Energy infrastructure group Wood has seen its orderbook swell to $7.7bn in the past six months, while revenue has taken a tumble.
Shares had slipped 0.64 per cent to 232.1p per share, following the announcement.
Revenue sank 22.9 per cent in its interim results for the six months to 30 June, which the group put down the impact of Covid-19 and a $74m reduction in revenue from disposed businesses.
The London-listed group posted $3.15bn in revenue, down from $4.08bn in the same period last year. Meanwhile, its operating profit lifted slightly by three per cent to $68m.
Despite the minimal growth, Wood boss Robin Watson hailed “improving momentum” in its second quarter trading.
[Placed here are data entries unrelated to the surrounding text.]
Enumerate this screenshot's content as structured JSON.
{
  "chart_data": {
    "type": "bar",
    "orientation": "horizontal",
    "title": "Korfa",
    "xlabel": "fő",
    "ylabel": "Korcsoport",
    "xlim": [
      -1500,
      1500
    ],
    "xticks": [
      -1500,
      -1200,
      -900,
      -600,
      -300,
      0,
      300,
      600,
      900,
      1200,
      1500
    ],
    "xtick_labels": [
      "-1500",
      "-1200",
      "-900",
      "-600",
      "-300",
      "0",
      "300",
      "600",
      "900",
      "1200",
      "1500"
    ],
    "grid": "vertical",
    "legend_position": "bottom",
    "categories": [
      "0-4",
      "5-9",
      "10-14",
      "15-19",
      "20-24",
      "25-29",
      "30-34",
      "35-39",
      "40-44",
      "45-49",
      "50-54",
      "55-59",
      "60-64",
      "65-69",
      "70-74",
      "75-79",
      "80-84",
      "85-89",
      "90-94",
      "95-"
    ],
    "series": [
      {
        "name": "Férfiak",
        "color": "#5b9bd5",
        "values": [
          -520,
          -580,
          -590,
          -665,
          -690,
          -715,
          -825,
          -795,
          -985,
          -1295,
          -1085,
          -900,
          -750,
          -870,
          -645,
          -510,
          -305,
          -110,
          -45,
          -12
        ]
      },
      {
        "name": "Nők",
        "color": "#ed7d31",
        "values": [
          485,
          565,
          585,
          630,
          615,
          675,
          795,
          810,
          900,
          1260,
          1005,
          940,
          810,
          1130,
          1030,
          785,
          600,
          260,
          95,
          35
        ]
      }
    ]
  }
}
“Trading momentum and good growth in our order book, which is up circa 18 per cent year-to-date, underpin our confidence in delivering a stronger second half which will reflect a return to growth compared to both H1 2021 and H2 2020.”
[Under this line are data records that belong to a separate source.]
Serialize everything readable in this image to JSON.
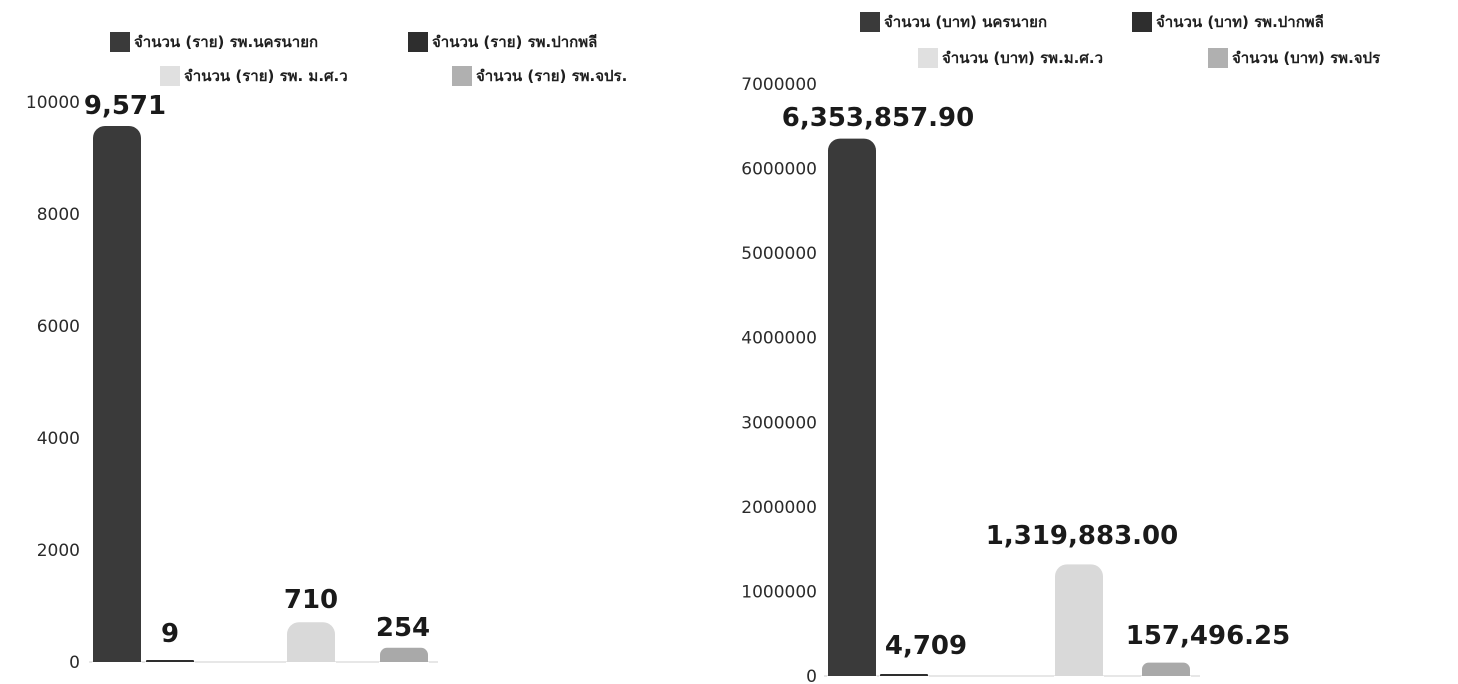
{
  "chart_data": [
    {
      "type": "bar",
      "title": "",
      "xlabel": "",
      "ylabel": "",
      "ylim": [
        0,
        10000
      ],
      "yticks": [
        "0",
        "2000",
        "4000",
        "6000",
        "8000",
        "10000"
      ],
      "legend_placement": "top",
      "grid": false,
      "series": [
        {
          "name": "จำนวน (ราย) รพ.นครนายก",
          "color": "#3a3a3a",
          "value": 9571,
          "label": "9,571"
        },
        {
          "name": "จำนวน (ราย) รพ.ปากพลี",
          "color": "#2e2e2e",
          "value": 9,
          "label": "9"
        },
        {
          "name": "จำนวน (ราย) รพ. ม.ศ.ว",
          "color": "#d9d9d9",
          "value": 710,
          "label": "710"
        },
        {
          "name": "จำนวน (ราย) รพ.จปร.",
          "color": "#a9a9a9",
          "value": 254,
          "label": "254"
        }
      ]
    },
    {
      "type": "bar",
      "title": "",
      "xlabel": "",
      "ylabel": "",
      "ylim": [
        0,
        7000000
      ],
      "yticks": [
        "0",
        "1000000",
        "2000000",
        "3000000",
        "4000000",
        "5000000",
        "6000000",
        "7000000"
      ],
      "legend_placement": "top",
      "grid": false,
      "series": [
        {
          "name": "จำนวน (บาท) นครนายก",
          "color": "#3a3a3a",
          "value": 6353857.9,
          "label": "6,353,857.90"
        },
        {
          "name": "จำนวน (บาท) รพ.ปากพลี",
          "color": "#2e2e2e",
          "value": 4709,
          "label": "4,709"
        },
        {
          "name": "จำนวน (บาท) รพ.ม.ศ.ว",
          "color": "#d9d9d9",
          "value": 1319883.0,
          "label": "1,319,883.00"
        },
        {
          "name": "จำนวน (บาท) รพ.จปร",
          "color": "#a9a9a9",
          "value": 157496.25,
          "label": "157,496.25"
        }
      ]
    }
  ]
}
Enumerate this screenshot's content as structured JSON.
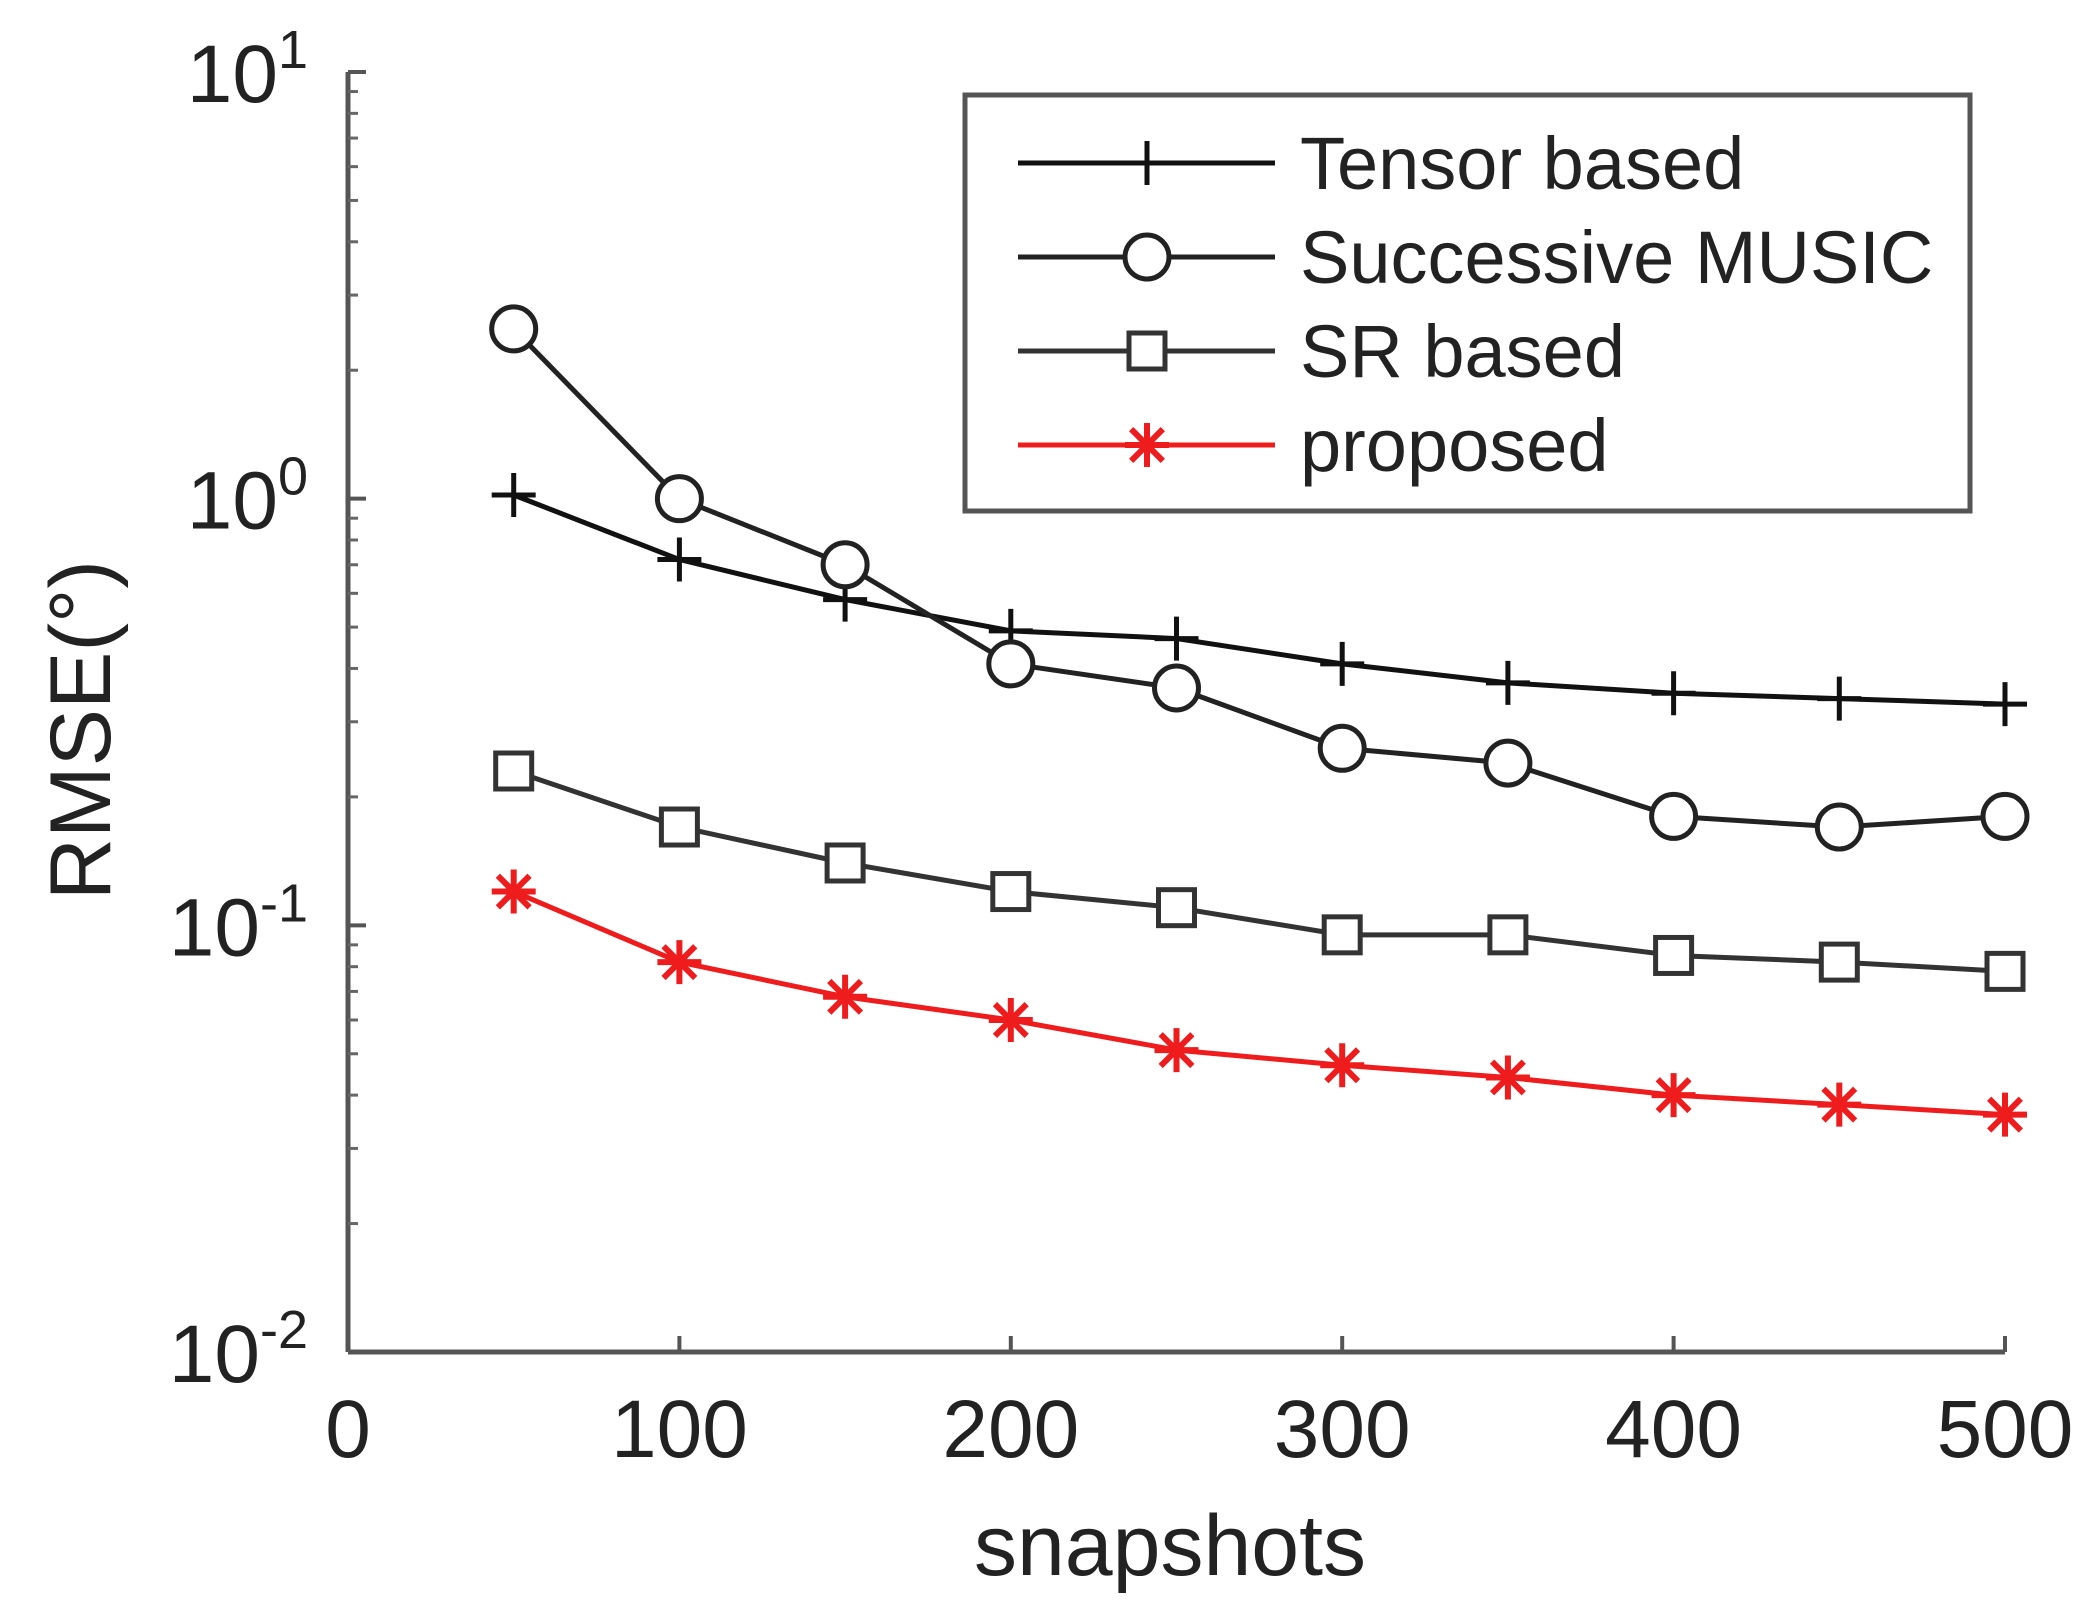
{
  "chart_data": {
    "type": "line",
    "title": "",
    "xlabel": "snapshots",
    "ylabel": "RMSE(°)",
    "xlim": [
      0,
      500
    ],
    "ylim": [
      0.01,
      10
    ],
    "yscale": "log",
    "xticks": [
      0,
      100,
      200,
      300,
      400,
      500
    ],
    "yticks": [
      {
        "value": 0.01,
        "base": "10",
        "exp": "-2"
      },
      {
        "value": 0.1,
        "base": "10",
        "exp": "-1"
      },
      {
        "value": 1,
        "base": "10",
        "exp": "0"
      },
      {
        "value": 10,
        "base": "10",
        "exp": "1"
      }
    ],
    "grid": false,
    "legend_position": "top-right",
    "x": [
      50,
      100,
      150,
      200,
      250,
      300,
      350,
      400,
      450,
      500
    ],
    "series": [
      {
        "name": "Tensor based",
        "marker": "plus",
        "color": "#111111",
        "values": [
          1.02,
          0.72,
          0.58,
          0.49,
          0.47,
          0.41,
          0.37,
          0.35,
          0.34,
          0.33
        ]
      },
      {
        "name": "Successive MUSIC",
        "marker": "circle",
        "color": "#222222",
        "values": [
          2.5,
          1.0,
          0.7,
          0.41,
          0.36,
          0.26,
          0.24,
          0.18,
          0.17,
          0.18
        ]
      },
      {
        "name": "SR based",
        "marker": "square",
        "color": "#333333",
        "values": [
          0.23,
          0.17,
          0.14,
          0.12,
          0.11,
          0.095,
          0.095,
          0.085,
          0.082,
          0.078
        ]
      },
      {
        "name": "proposed",
        "marker": "asterisk",
        "color": "#ee1c1c",
        "values": [
          0.12,
          0.082,
          0.068,
          0.06,
          0.051,
          0.047,
          0.044,
          0.04,
          0.038,
          0.036
        ]
      }
    ]
  }
}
The group’s order book in June hit a valuation of $7.7bn, while the group keeps up its pivot towards more sustainable practices in the UK’s transition to net zero.
Just days ago Wood was on the receiving end of a landmark green-transition loan, backed by the government and UK Export Finance, worth £430m.
Investment manager at Brewin Dolphin, Stuart Lamont, said although revenue is down, “growth looks set to be on the agenda for the next six months”.
Lamont added that, “Today’s update from Wood shows the company is on a positive path towards recovering from the impacts of Covid-19 with long-term contracts being renewed and continuing momentum for the consulting division.
“Although there was a modest rise in debt levels this is expected to fall in the second half as weaker projects are offset by higher margins in consulting and growth in operations.”